Sunday, 3 January 2016

To discover our child within is the most challenging thing we can do.

To discover our child within is the most challenging thing we can do. Because in order to discover our child, we must be free from all external control or influence. This means that we must free our mind from all that it has collected, all that it clings to, all that it depends on. This begins by realising that we are in a psychological prison created by our own minds. Until we begin to realise how confined we are, we will not be able to find our way out. Neither will we find our way out by struggling against the confines we have inherited from our parents, society, and culture. It is only by beginning to examine and realise the falseness within our minds that we begin to awaken an intelligence that originates from beyond the realm of thinking, our child within.

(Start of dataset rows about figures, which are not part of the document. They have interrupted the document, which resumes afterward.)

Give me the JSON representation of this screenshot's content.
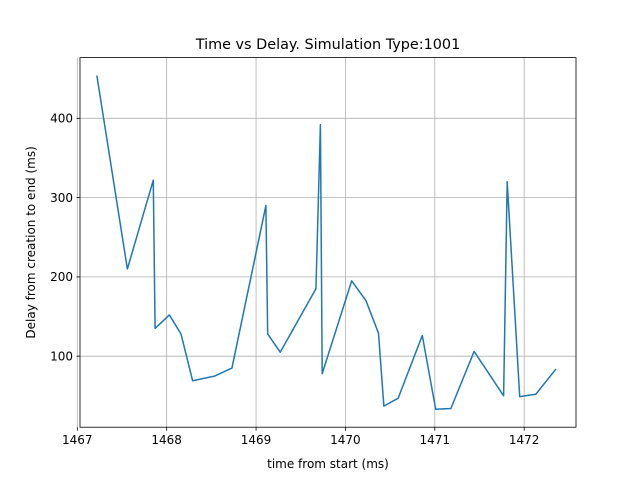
{
  "chart_data": {
    "type": "line",
    "title": "Time vs Delay. Simulation Type:1001",
    "xlabel": "time from start (ms)",
    "ylabel": "Delay from creation to end (ms)",
    "xlim": [
      1467.03,
      1472.58
    ],
    "ylim": [
      10.4,
      476.6
    ],
    "xticks": [
      1467,
      1468,
      1469,
      1470,
      1471,
      1472
    ],
    "xtick_labels": [
      "1467",
      "1468",
      "1469",
      "1470",
      "1471",
      "1472"
    ],
    "yticks": [
      100,
      200,
      300,
      400
    ],
    "ytick_labels": [
      "100",
      "200",
      "300",
      "400"
    ],
    "grid": true,
    "series": [
      {
        "color": "#1f77b4",
        "x": [
          1467.22,
          1467.56,
          1467.85,
          1467.87,
          1468.03,
          1468.16,
          1468.29,
          1468.54,
          1468.73,
          1469.11,
          1469.13,
          1469.27,
          1469.67,
          1469.72,
          1469.74,
          1470.07,
          1470.23,
          1470.37,
          1470.43,
          1470.59,
          1470.86,
          1471.01,
          1471.18,
          1471.44,
          1471.77,
          1471.81,
          1471.95,
          1472.13,
          1472.35
        ],
        "y": [
          453,
          210,
          322,
          135,
          152,
          128,
          69,
          75,
          85,
          290,
          128,
          105,
          185,
          392,
          78,
          195,
          170,
          129,
          37,
          47,
          126,
          33,
          34,
          106,
          50,
          320,
          49,
          52,
          83
        ]
      }
    ]
  }
}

If our recovery is to be meaningful, it must deliver us from all forms of dependence—including the dependence on dissociations—and help awaken within us that creative spark which we aspire to. For the culmination of our recovery lies not only in discovering our inherent unity and freedom, but also in opening the way for our child within to express itself through us in a unique and creative way. Such uniqueness and creativity is not to be found in anything we have ever created before, nor is it to be found in our ideals of human perfection or utopian dreams.

True recovery arises when we have broken free of all the old structures, all addictive dependencies, and all fear. Only then can that which is truly unique and fearless arise within us and begin to express itself, Our intuitive voice Such expression cannot be planned or even imagined because it belongs to a dimension uninhibited by anything that has come before it. True recovery is not trying to fit in or be understood, nor is it a revolt against anything. It is an uncaused phenomenon. Consciously or unconsciously all aspire to it, but very few find the courage to step into that infinity of our child within.